11. Oktober 2019, 15:23 Uhr | Lesezeit: 4 Minuten
Die Medienberichte über die verheerenden Brände im Amazonas-Regenwald sind seit Ende September stark zurückgegangen. TRAVELBOOK hat mit Experten darüber gesprochen, wie die aktuelle Lage im Amazonas einzuschätzen ist.

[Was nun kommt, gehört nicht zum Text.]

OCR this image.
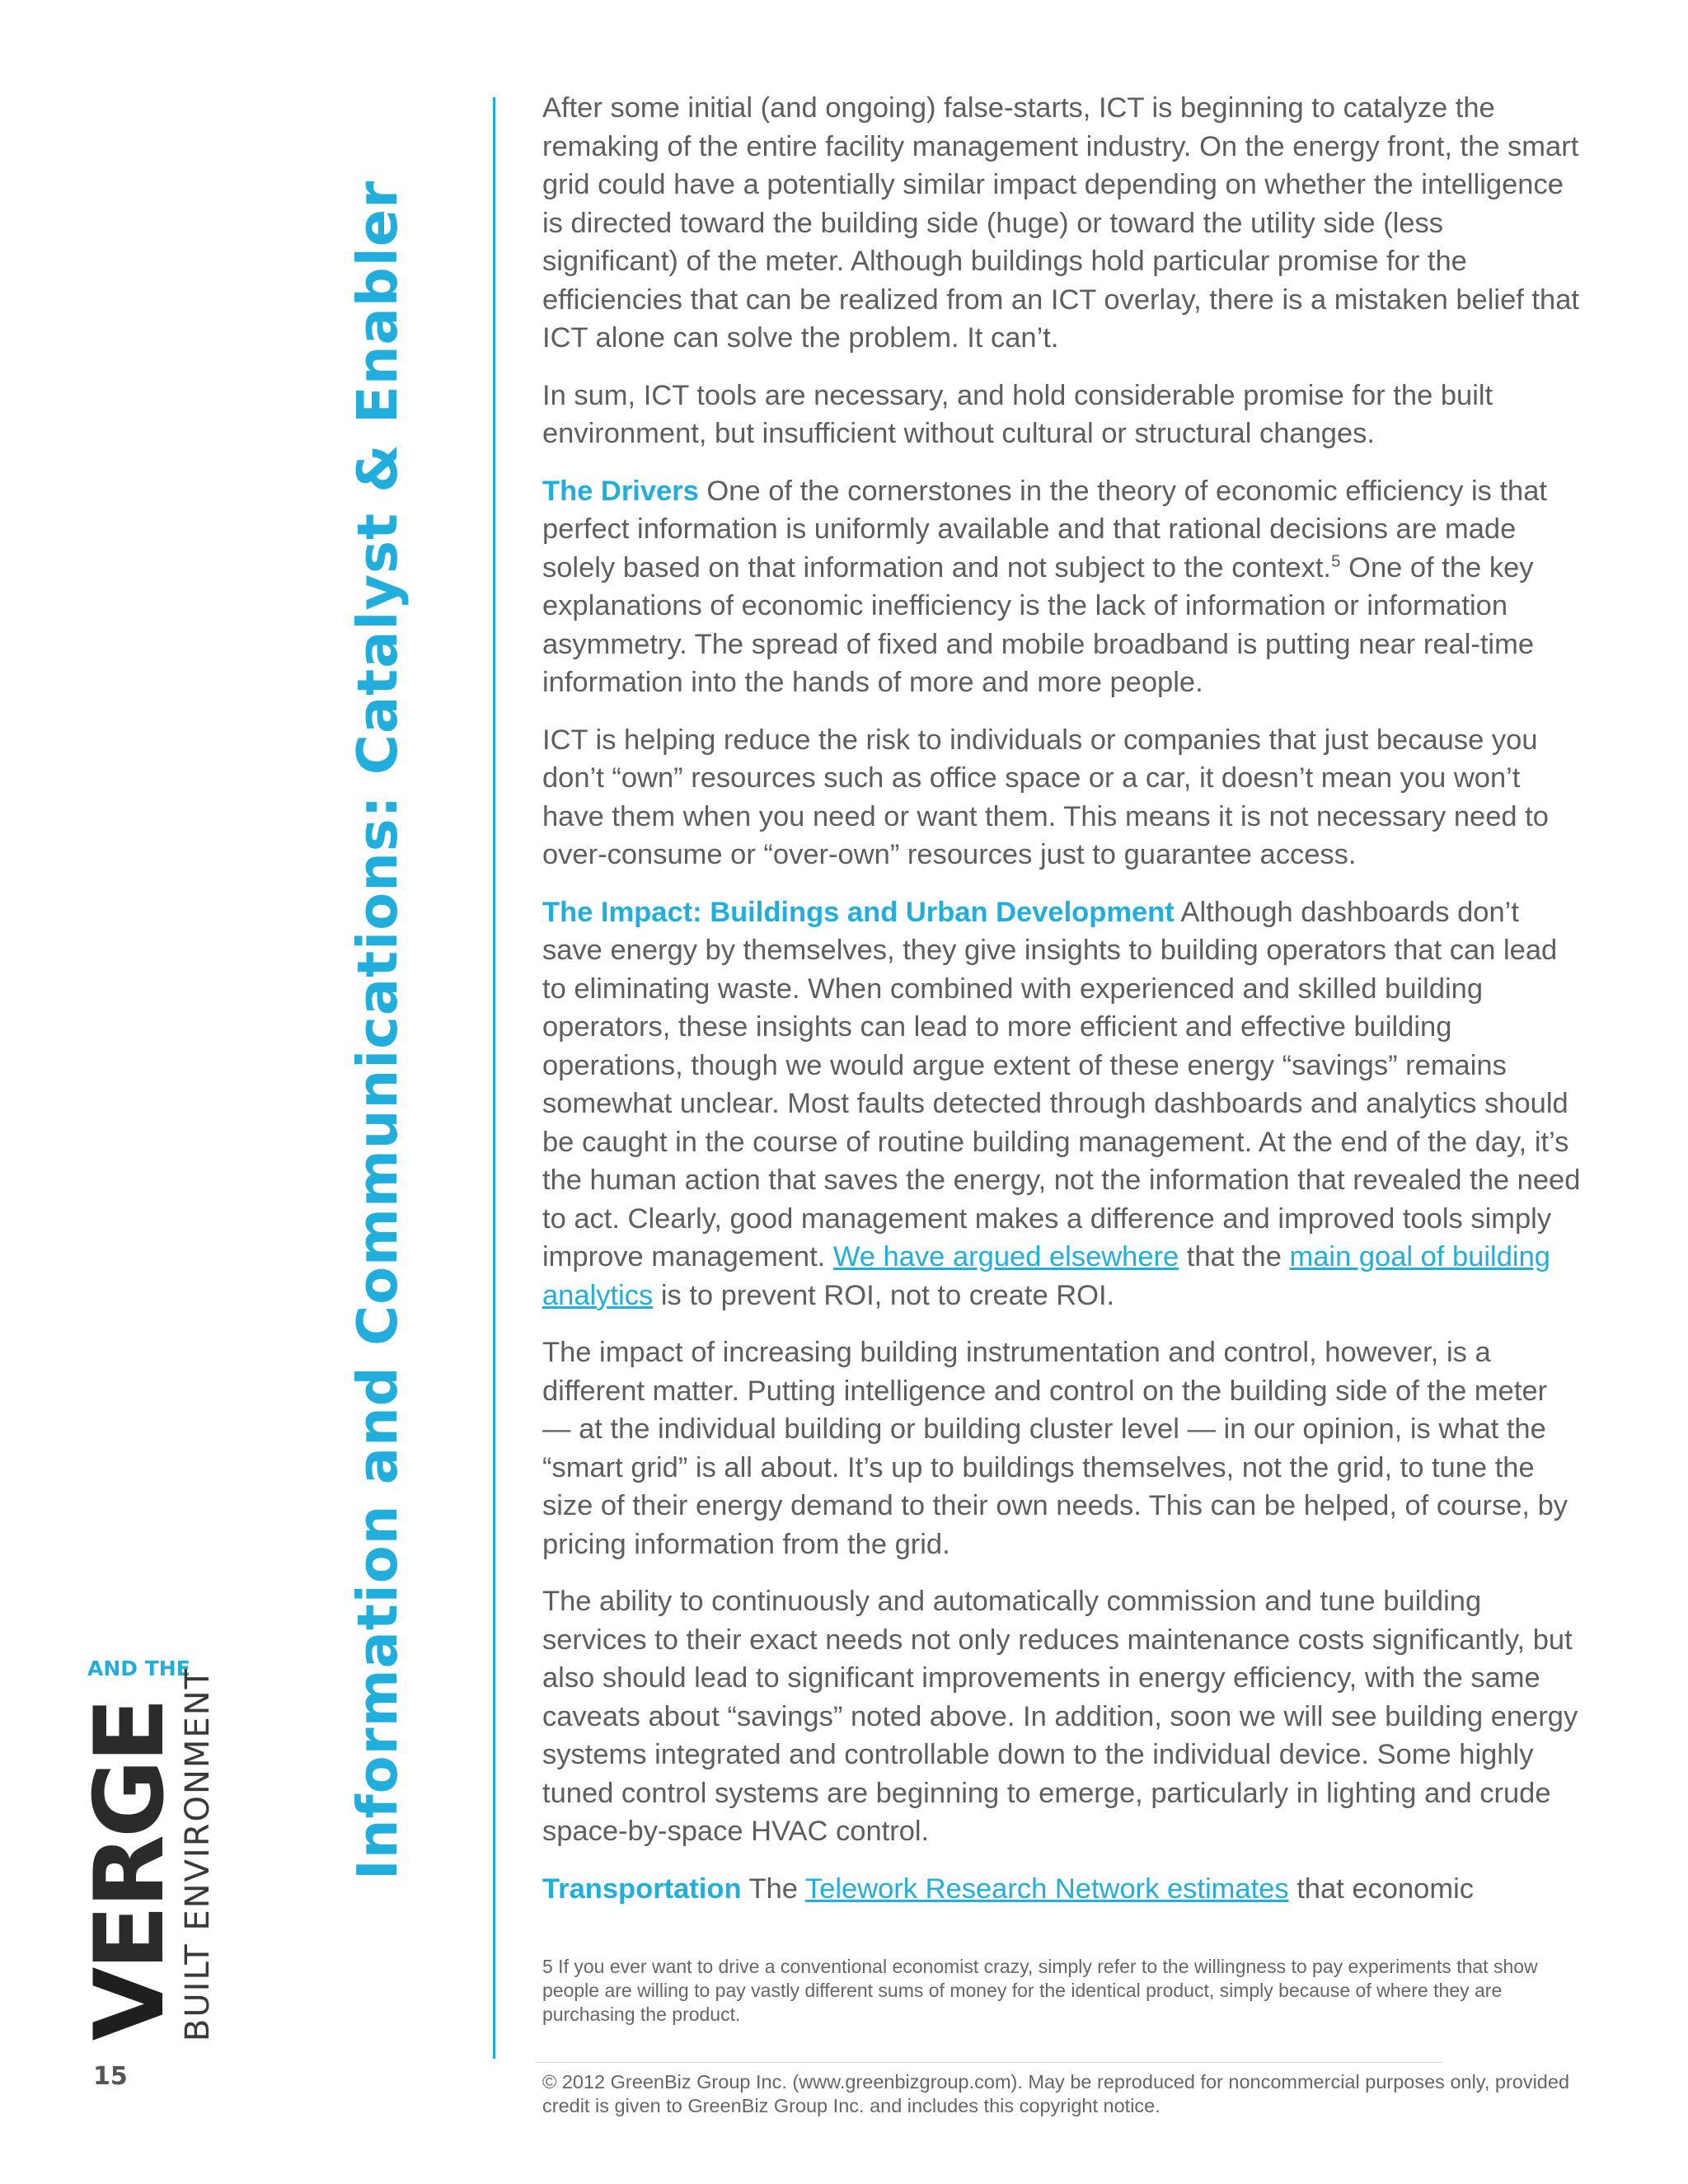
Information and Communications: Catalyst & Enabler
AND THE
VERGE
BUILT ENVIRONMENT
15

After some initial (and ongoing) false-starts, ICT is beginning to catalyze the remaking of the entire facility management industry. On the energy front, the smart grid could have a potentially similar impact depending on whether the intelligence is directed toward the building side (huge) or toward the utility side (less significant) of the meter. Although buildings hold particular promise for the efficiencies that can be realized from an ICT overlay, there is a mistaken belief that ICT alone can solve the problem. It can’t.

In sum, ICT tools are necessary, and hold considerable promise for the built environment, but insufficient without cultural or structural changes.

The Drivers One of the cornerstones in the theory of economic efficiency is that perfect information is uniformly available and that rational decisions are made solely based on that information and not subject to the context.$^5$ One of the key explanations of economic inefficiency is the lack of information or information asymmetry. The spread of fixed and mobile broadband is putting near real-time information into the hands of more and more people.

ICT is helping reduce the risk to individuals or companies that just because you don’t “own” resources such as office space or a car, it doesn’t mean you won’t have them when you need or want them. This means it is not necessary need to over-consume or “over-own” resources just to guarantee access.

The Impact: Buildings and Urban Development Although dashboards don’t save energy by themselves, they give insights to building operators that can lead to eliminating waste. When combined with experienced and skilled building operators, these insights can lead to more efficient and effective building operations, though we would argue extent of these energy “savings” remains somewhat unclear. Most faults detected through dashboards and analytics should be caught in the course of routine building management. At the end of the day, it’s the human action that saves the energy, not the information that revealed the need to act. Clearly, good management makes a difference and improved tools simply improve management. We have argued elsewhere that the main goal of building analytics is to prevent ROI, not to create ROI.

The impact of increasing building instrumentation and control, however, is a different matter. Putting intelligence and control on the building side of the meter — at the individual building or building cluster level — in our opinion, is what the “smart grid” is all about. It’s up to buildings themselves, not the grid, to tune the size of their energy demand to their own needs. This can be helped, of course, by pricing information from the grid.

The ability to continuously and automatically commission and tune building services to their exact needs not only reduces maintenance costs significantly, but also should lead to significant improvements in energy efficiency, with the same caveats about “savings” noted above. In addition, soon we will see building energy systems integrated and controllable down to the individual device. Some highly tuned control systems are beginning to emerge, particularly in lighting and crude space-by-space HVAC control.

Transportation The Telework Research Network estimates that economic

5 If you ever want to drive a conventional economist crazy, simply refer to the willingness to pay experiments that show people are willing to pay vastly different sums of money for the identical product, simply because of where they are purchasing the product.
© 2012 GreenBiz Group Inc. (www.greenbizgroup.com). May be reproduced for noncommercial purposes only, provided credit is given to GreenBiz Group Inc. and includes this copyright notice.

Die Bilder haben im August die ganze Welt erschüttert. Dichte Rauchschwaden steigen aus den Wäldern des Amazonas empor. Der größte Regenwald der Welt, er steht in Flammen. Vereinzelte Menschen kämpfen verzweifelt gegen das Feuer, versuchen, ihr Hab und Gut zu retten. Wenige Feuerwehren sind im Einsatz, um die Katastrophe in Grenzen zu halten. Aber gegen die Flammenwalze sind sie machtlos. Mittlerweile ist es ruhig geworden um den Amazonas. TRAVELBOOK fragte nach: Brennt der Wald eigentlich noch immer?
Die Brasilianerin Erika Berenguer ist Expertin für den Amazonas-Regenwald und Senior Research Fellow am „Enviromental Change Institute“ an der Universität Oxford. Dort erforscht sie die Auswirkungen der Brände auf das gewaltige Ökosystem des südamerikanischen Tropenwaldes. Wochenlang kam sie kaum hinterher mit all den Nachfragen, die sie täglich von Journalisten erhielt. Nun aber hat die internationale Berichterstattung stark nachgelassen. Hat sich die Situation im Amazonas stabilisiert?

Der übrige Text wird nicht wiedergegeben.